Aquí no se fía

La gran farsa de la privatización sanitaria

Después de varios meses de intenso tira y afloja con los profesionales y de multitudinarias protestas ciudadanas, el Gobierno presidido por Ignacio González ha puesto en marcha el proceso que culminará -previsiblemente después del verano- con la privatización de otros seis hospitales de la Comunidad de Madrid. El Infanta Cristina, de Parla, el Infanta Sofía, de San Sebastián de los Reyes, el Infanta Leonor, de Vallecas, el Hospital del Henares, de Coslada, el Hospital del Tajo, de Aranjuez, y el Hospital del Sureste, de Arganda, serán gestionados a partir de entonces por empresas particulares, en vez de por la Administración. A cambio, las adjudicatarias deben comprometerse a mantener la calidad asistencial y a no reducir las actuales plantillas, formadas por unos 5.200 trabajadores, aunque el personal interino y eventual pasará a estar en su nómina.

Con ello, el Gobierno regional asegura que se ahorrará unos 145 millones al año, ya que las empresas gestoras percibirán 480,2 euros de media por paciente, frente los 607,75 que hoy en día cuestan al erario público, según sus cálculos. Cómo se va a dar el mismo servicio al millón largo de ciudadanos dependientes de los seis hospitales, con un 20% menos de presupuesto, es algo que nadie se ha molestado todavía en explicar detalladamente. Sobre todo teniendo en cuenta que la privatización introduce un elemento hasta ahora ausente de las cuentas de los centros: el beneficio económico que en pura lógica buscarán sus nuevos responsables. Para eso y no para otra cosa van a meter a cabeza en un atractivo negocio que han creado a su medida y que moverá la nada despreciable cifra de 500 millones de euros anuales.

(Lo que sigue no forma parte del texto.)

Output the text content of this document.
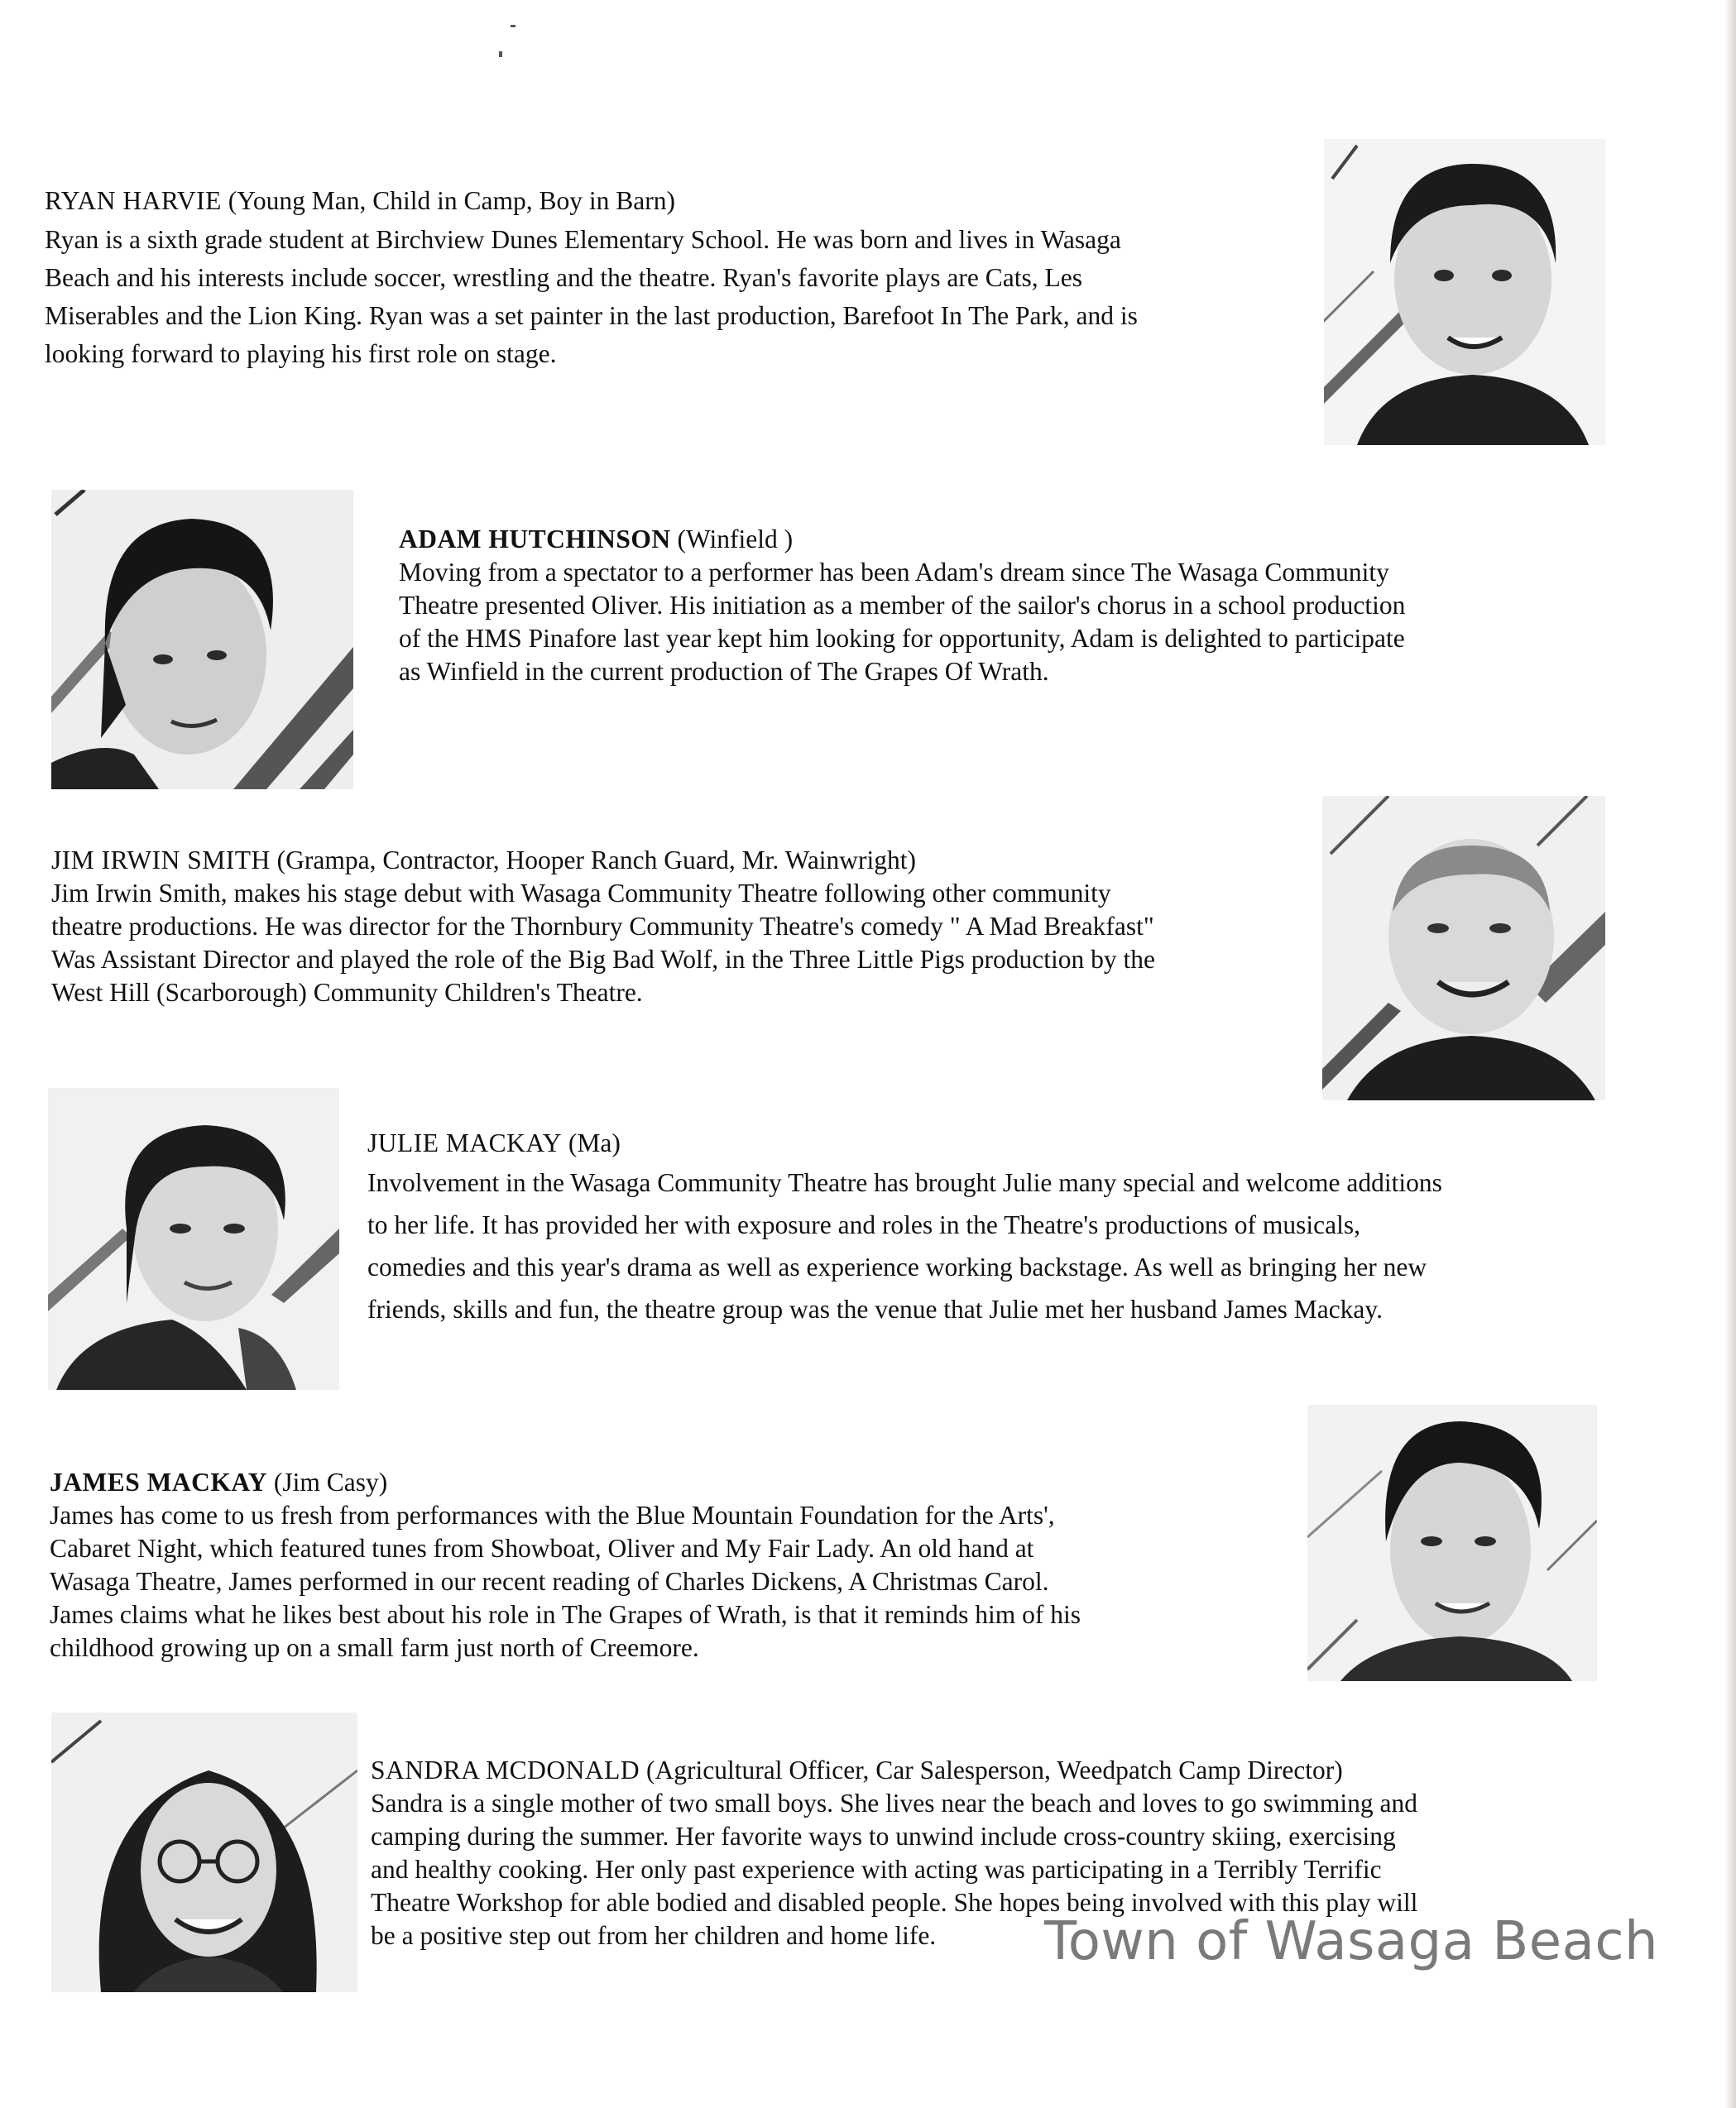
RYAN HARVIE (Young Man, Child in Camp, Boy in Barn)

Ryan is a sixth grade student at Birchview Dunes Elementary School. He was born and lives in Wasaga
Beach and his interests include soccer, wrestling and the theatre. Ryan's favorite plays are Cats, Les
Miserables and the Lion King. Ryan was a set painter in the last production, Barefoot In The Park, and is
looking forward to playing his first role on stage.

ADAM HUTCHINSON (Winfield )

Moving from a spectator to a performer has been Adam's dream since The Wasaga Community
Theatre presented Oliver. His initiation as a member of the sailor's chorus in a school production
of the HMS Pinafore last year kept him looking for opportunity, Adam is delighted to participate
as Winfield in the current production of The Grapes Of Wrath.

JIM IRWIN SMITH (Grampa, Contractor, Hooper Ranch Guard, Mr. Wainwright)

Jim Irwin Smith, makes his stage debut with Wasaga Community Theatre following other community
theatre productions. He was director for the Thornbury Community Theatre's comedy " A Mad Breakfast"
Was Assistant Director and played the role of the Big Bad Wolf, in the Three Little Pigs production by the
West Hill (Scarborough) Community Children's Theatre.

JULIE MACKAY (Ma)

Involvement in the Wasaga Community Theatre has brought Julie many special and welcome additions
to her life. It has provided her with exposure and roles in the Theatre's productions of musicals,
comedies and this year's drama as well as experience working backstage. As well as bringing her new
friends, skills and fun, the theatre group was the venue that Julie met her husband James Mackay.

JAMES MACKAY (Jim Casy)

James has come to us fresh from performances with the Blue Mountain Foundation for the Arts',
Cabaret Night, which featured tunes from Showboat, Oliver and My Fair Lady. An old hand at
Wasaga Theatre, James performed in our recent reading of Charles Dickens, A Christmas Carol.
James claims what he likes best about his role in The Grapes of Wrath, is that it reminds him of his
childhood growing up on a small farm just north of Creemore.

SANDRA MCDONALD (Agricultural Officer, Car Salesperson, Weedpatch Camp Director)

Sandra is a single mother of two small boys. She lives near the beach and loves to go swimming and
camping during the summer. Her favorite ways to unwind include cross-country skiing, exercising
and healthy cooking. Her only past experience with acting was participating in a Terribly Terrific
Theatre Workshop for able bodied and disabled people. She hopes being involved with this play will
be a positive step out from her children and home life.	Town of Wasaga Beach
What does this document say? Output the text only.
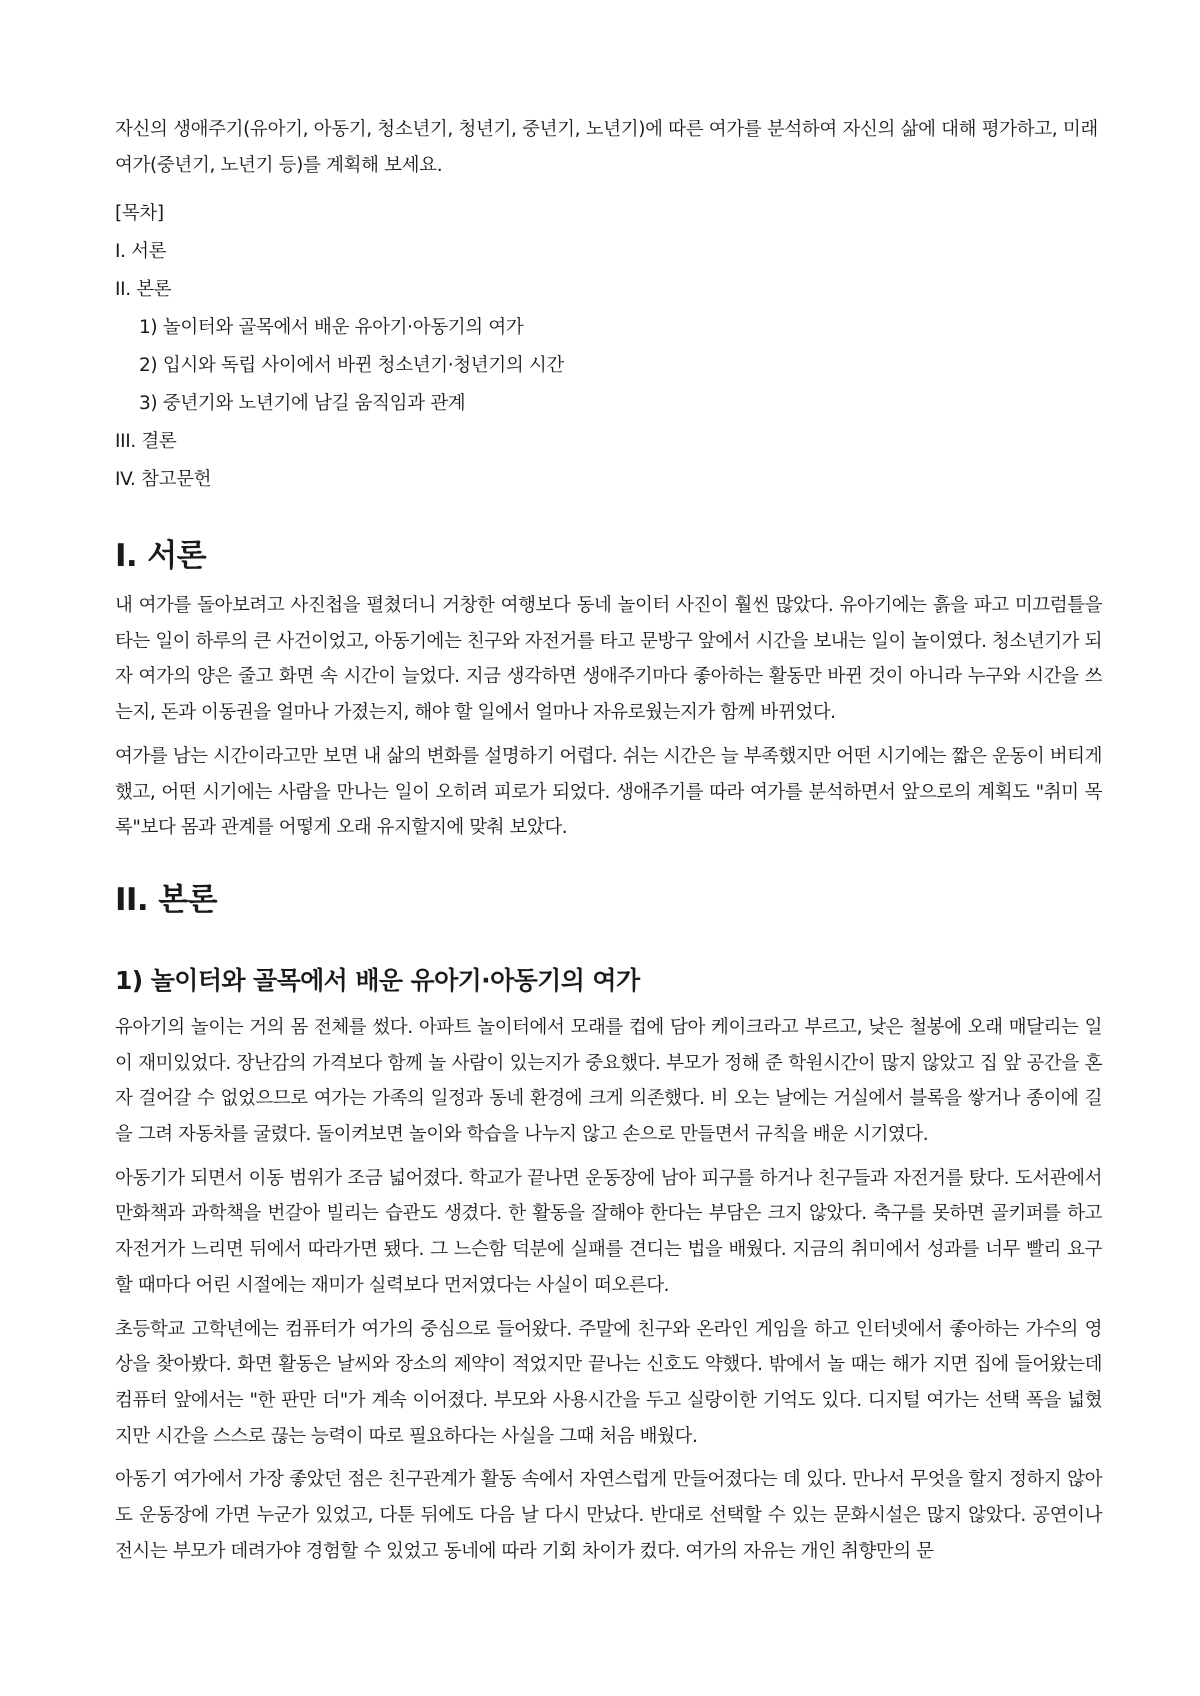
자신의 생애주기(유아기, 아동기, 청소년기, 청년기, 중년기, 노년기)에 따른 여가를 분석하여 자신의 삶에 대해 평가하고, 미래 여가(중년기, 노년기 등)를 계획해 보세요.

[목차]

I. 서론

II. 본론

1) 놀이터와 골목에서 배운 유아기·아동기의 여가

2) 입시와 독립 사이에서 바뀐 청소년기·청년기의 시간

3) 중년기와 노년기에 남길 움직임과 관계

III. 결론

IV. 참고문헌

I. 서론

내 여가를 돌아보려고 사진첩을 펼쳤더니 거창한 여행보다 동네 놀이터 사진이 훨씬 많았다. 유아기에는 흙을 파고 미끄럼틀을 타는 일이 하루의 큰 사건이었고, 아동기에는 친구와 자전거를 타고 문방구 앞에서 시간을 보내는 일이 놀이였다. 청소년기가 되자 여가의 양은 줄고 화면 속 시간이 늘었다. 지금 생각하면 생애주기마다 좋아하는 활동만 바뀐 것이 아니라 누구와 시간을 쓰는지, 돈과 이동권을 얼마나 가졌는지, 해야 할 일에서 얼마나 자유로웠는지가 함께 바뀌었다.

여가를 남는 시간이라고만 보면 내 삶의 변화를 설명하기 어렵다. 쉬는 시간은 늘 부족했지만 어떤 시기에는 짧은 운동이 버티게 했고, 어떤 시기에는 사람을 만나는 일이 오히려 피로가 되었다. 생애주기를 따라 여가를 분석하면서 앞으로의 계획도 "취미 목록"보다 몸과 관계를 어떻게 오래 유지할지에 맞춰 보았다.

II. 본론
1) 놀이터와 골목에서 배운 유아기·아동기의 여가

유아기의 놀이는 거의 몸 전체를 썼다. 아파트 놀이터에서 모래를 컵에 담아 케이크라고 부르고, 낮은 철봉에 오래 매달리는 일이 재미있었다. 장난감의 가격보다 함께 놀 사람이 있는지가 중요했다. 부모가 정해 준 학원시간이 많지 않았고 집 앞 공간을 혼자 걸어갈 수 없었으므로 여가는 가족의 일정과 동네 환경에 크게 의존했다. 비 오는 날에는 거실에서 블록을 쌓거나 종이에 길을 그려 자동차를 굴렸다. 돌이켜보면 놀이와 학습을 나누지 않고 손으로 만들면서 규칙을 배운 시기였다.

아동기가 되면서 이동 범위가 조금 넓어졌다. 학교가 끝나면 운동장에 남아 피구를 하거나 친구들과 자전거를 탔다. 도서관에서 만화책과 과학책을 번갈아 빌리는 습관도 생겼다. 한 활동을 잘해야 한다는 부담은 크지 않았다. 축구를 못하면 골키퍼를 하고 자전거가 느리면 뒤에서 따라가면 됐다. 그 느슨함 덕분에 실패를 견디는 법을 배웠다. 지금의 취미에서 성과를 너무 빨리 요구할 때마다 어린 시절에는 재미가 실력보다 먼저였다는 사실이 떠오른다.

초등학교 고학년에는 컴퓨터가 여가의 중심으로 들어왔다. 주말에 친구와 온라인 게임을 하고 인터넷에서 좋아하는 가수의 영상을 찾아봤다. 화면 활동은 날씨와 장소의 제약이 적었지만 끝나는 신호도 약했다. 밖에서 놀 때는 해가 지면 집에 들어왔는데 컴퓨터 앞에서는 "한 판만 더"가 계속 이어졌다. 부모와 사용시간을 두고 실랑이한 기억도 있다. 디지털 여가는 선택 폭을 넓혔지만 시간을 스스로 끊는 능력이 따로 필요하다는 사실을 그때 처음 배웠다.

아동기 여가에서 가장 좋았던 점은 친구관계가 활동 속에서 자연스럽게 만들어졌다는 데 있다. 만나서 무엇을 할지 정하지 않아도 운동장에 가면 누군가 있었고, 다툰 뒤에도 다음 날 다시 만났다. 반대로 선택할 수 있는 문화시설은 많지 않았다. 공연이나 전시는 부모가 데려가야 경험할 수 있었고 동네에 따라 기회 차이가 컸다. 여가의 자유는 개인 취향만의 문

El consejero de Sanidad, Javier Fernández-Lasquetty, sí ha apuntado que las adjudicatarias podrían optimizar sus costes mediante una mejor gestión del personal y una centralización de las compras, que ahora, a lo que se ve, cada hospital realiza por su cuenta. Lo que resulta difícil de entender es qué necesidad hay de privatizar la gestión para conseguir cualquiera de esas dos cosas; más aún cuando el PP disfruta de mayoría absoluta en la Asamblea de Madrid y en el Parlamento nacional, y está en condiciones, por tanto, de remover los obstáculos legales que se lo impidan. Cosa distinta es que no sean capaces o no les dé la gana hacerlo, lo que dejaría de manifiesto su inutilidad o la existencia de razones que no se atreven a confesar a los ciudadanos. Una de ellas sería la creencia en una supuesta inferioridad de lo público frente a lo privado, todavía por demostrar, al menos en el ámbito sanitario. Y la otra, las perspectivas personales que este proceso abre para los propios políticos.

No se trata de una maliciosa suposición: los dos antecesores de Fernández-Lasquetty acabaron recalando en sociedades beneficiarias de decisiones que tomaron mientras ocupaban el cargo. Juan José Güemes fue nombrado consejero de Unilabs, concesionaria de los análisis clínicos que él privatizó, y tuvo que dimitir a principios de este año en medio de una monumental escándalo. Manuel Lamela, tristemente célebre por su lamentable participación en el caso de la sedación de enfermos términales en el Severo Ochoa, de Leganés, trabaja para Assignia Infraestructuras, la empresa que gestiona todos los servicios no asistenciales del hospital de Aranjuez. Con estos precedentes, los ciudadanos tienen derecho a dudar de la rectitud de intenciones de los adalides de la privatización y a sospechar que las motivaciones económicas no son más que una gran farsa.